The reference point has an acceleration toward the center of the circle, whose magnitude is a = v^2 / r, where v and r are the magnitudes of the velocity and position vectors v(t) and r(t).  Those magnitudes are omega * A and A, so the magnitude of the acceleration can also be describe by a = omega^2 * A. 

Thus we can sketch the reference circle, with r being the radial vector from center to the reference point, v perpendicular to r representing the velocity of the reference point and a perpendicular to v directed toward the center of the circle.

The projection of the r vector in the x direction is the corresponding position of the oscillating point, the projection of the v vector in the x direction is the corresponding velocity of that point, and the projection of the vector a in the x direction is the corresponding acceleration of that point.

These projection vectors will be identical to v_x(t) = x ' (t) and a_x(t) = x '' (t).  Remember that x(t) = A cos(omega * t).

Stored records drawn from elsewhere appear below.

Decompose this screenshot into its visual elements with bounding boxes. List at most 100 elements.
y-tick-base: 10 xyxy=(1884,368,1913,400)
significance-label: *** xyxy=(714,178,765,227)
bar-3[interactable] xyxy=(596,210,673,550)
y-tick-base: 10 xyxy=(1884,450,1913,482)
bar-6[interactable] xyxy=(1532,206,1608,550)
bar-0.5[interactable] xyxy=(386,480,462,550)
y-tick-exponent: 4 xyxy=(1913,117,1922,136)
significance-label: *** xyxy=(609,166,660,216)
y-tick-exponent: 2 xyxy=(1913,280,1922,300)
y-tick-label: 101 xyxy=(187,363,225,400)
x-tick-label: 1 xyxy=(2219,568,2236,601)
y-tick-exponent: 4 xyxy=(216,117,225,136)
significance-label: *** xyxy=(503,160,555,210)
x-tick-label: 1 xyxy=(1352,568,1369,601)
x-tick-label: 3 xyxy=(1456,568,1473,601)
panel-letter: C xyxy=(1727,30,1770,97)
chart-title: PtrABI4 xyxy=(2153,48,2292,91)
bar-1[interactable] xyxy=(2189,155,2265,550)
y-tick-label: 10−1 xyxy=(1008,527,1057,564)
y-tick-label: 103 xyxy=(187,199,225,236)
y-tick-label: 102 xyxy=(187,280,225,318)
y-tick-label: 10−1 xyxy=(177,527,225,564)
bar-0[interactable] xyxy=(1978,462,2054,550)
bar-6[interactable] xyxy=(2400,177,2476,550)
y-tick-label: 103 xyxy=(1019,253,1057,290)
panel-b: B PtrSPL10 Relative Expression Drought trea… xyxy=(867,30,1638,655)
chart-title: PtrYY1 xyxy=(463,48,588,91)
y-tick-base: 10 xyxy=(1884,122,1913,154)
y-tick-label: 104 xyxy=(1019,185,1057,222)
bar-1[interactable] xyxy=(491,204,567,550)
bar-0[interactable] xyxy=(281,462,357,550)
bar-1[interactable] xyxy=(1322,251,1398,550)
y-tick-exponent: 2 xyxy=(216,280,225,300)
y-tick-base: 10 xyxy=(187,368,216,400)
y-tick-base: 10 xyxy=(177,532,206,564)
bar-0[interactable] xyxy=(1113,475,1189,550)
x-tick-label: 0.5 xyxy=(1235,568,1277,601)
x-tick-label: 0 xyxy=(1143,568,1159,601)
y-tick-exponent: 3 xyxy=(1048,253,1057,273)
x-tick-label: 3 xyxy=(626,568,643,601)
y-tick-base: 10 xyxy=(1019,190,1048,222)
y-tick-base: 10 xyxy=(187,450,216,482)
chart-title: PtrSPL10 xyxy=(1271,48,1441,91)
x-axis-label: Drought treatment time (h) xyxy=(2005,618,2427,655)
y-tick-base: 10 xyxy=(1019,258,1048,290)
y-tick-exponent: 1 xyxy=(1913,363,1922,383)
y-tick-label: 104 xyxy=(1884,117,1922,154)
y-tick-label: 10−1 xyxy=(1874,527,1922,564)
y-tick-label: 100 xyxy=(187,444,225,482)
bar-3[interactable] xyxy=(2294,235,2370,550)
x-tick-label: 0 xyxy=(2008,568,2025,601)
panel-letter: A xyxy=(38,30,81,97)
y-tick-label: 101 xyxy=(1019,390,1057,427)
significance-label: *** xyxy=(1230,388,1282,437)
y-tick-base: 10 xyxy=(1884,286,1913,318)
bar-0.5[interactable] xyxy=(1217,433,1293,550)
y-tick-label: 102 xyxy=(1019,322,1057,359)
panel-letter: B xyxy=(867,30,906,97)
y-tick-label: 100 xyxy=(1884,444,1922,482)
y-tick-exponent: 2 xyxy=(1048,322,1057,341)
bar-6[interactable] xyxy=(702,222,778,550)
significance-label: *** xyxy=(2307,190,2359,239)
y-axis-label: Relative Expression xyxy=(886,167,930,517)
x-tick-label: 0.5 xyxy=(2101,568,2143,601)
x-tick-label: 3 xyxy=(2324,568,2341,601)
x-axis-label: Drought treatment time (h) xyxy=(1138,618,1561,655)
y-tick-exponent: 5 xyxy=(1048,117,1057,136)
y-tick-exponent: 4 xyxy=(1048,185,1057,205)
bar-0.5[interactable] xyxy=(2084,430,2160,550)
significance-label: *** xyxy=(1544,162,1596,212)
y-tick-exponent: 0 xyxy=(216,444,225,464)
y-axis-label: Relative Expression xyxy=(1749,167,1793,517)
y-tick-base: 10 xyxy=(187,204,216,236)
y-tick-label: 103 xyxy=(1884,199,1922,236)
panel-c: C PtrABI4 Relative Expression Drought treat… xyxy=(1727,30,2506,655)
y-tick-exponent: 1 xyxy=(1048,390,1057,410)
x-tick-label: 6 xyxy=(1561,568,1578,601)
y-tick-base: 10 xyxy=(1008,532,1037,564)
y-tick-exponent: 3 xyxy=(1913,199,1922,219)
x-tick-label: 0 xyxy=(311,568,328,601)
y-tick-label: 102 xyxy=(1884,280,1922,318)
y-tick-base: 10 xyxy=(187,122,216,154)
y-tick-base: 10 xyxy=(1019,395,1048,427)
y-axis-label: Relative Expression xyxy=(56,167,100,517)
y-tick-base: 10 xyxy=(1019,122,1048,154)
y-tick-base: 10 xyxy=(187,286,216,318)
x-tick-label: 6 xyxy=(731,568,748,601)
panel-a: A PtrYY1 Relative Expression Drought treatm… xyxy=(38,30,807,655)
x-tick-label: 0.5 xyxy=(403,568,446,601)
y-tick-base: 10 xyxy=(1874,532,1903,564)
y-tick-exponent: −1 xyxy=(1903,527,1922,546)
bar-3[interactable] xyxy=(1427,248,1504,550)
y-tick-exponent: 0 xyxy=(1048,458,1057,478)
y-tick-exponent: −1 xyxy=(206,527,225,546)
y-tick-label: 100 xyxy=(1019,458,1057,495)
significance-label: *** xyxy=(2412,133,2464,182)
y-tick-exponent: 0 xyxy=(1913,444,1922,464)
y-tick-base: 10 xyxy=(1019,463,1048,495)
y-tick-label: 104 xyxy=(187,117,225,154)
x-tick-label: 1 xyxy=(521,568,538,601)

This gets even better.  We can project the r, v and a vectors in any fixed direction we choose.  Think of projecting these vectors onto a directed line through the center--any directed line through the center.  (If that line happens to be the y axis, then we will have y(t) = A sin(omega t), and the velocity and acceleration functions will be the projections v_y(t) = y ' (t) and a_y(t) = y '' (t).  If the line happens to be in some other direction, then the position function will be a linear combination of the sine and cosine functions, as will the velocity and acceleration functions).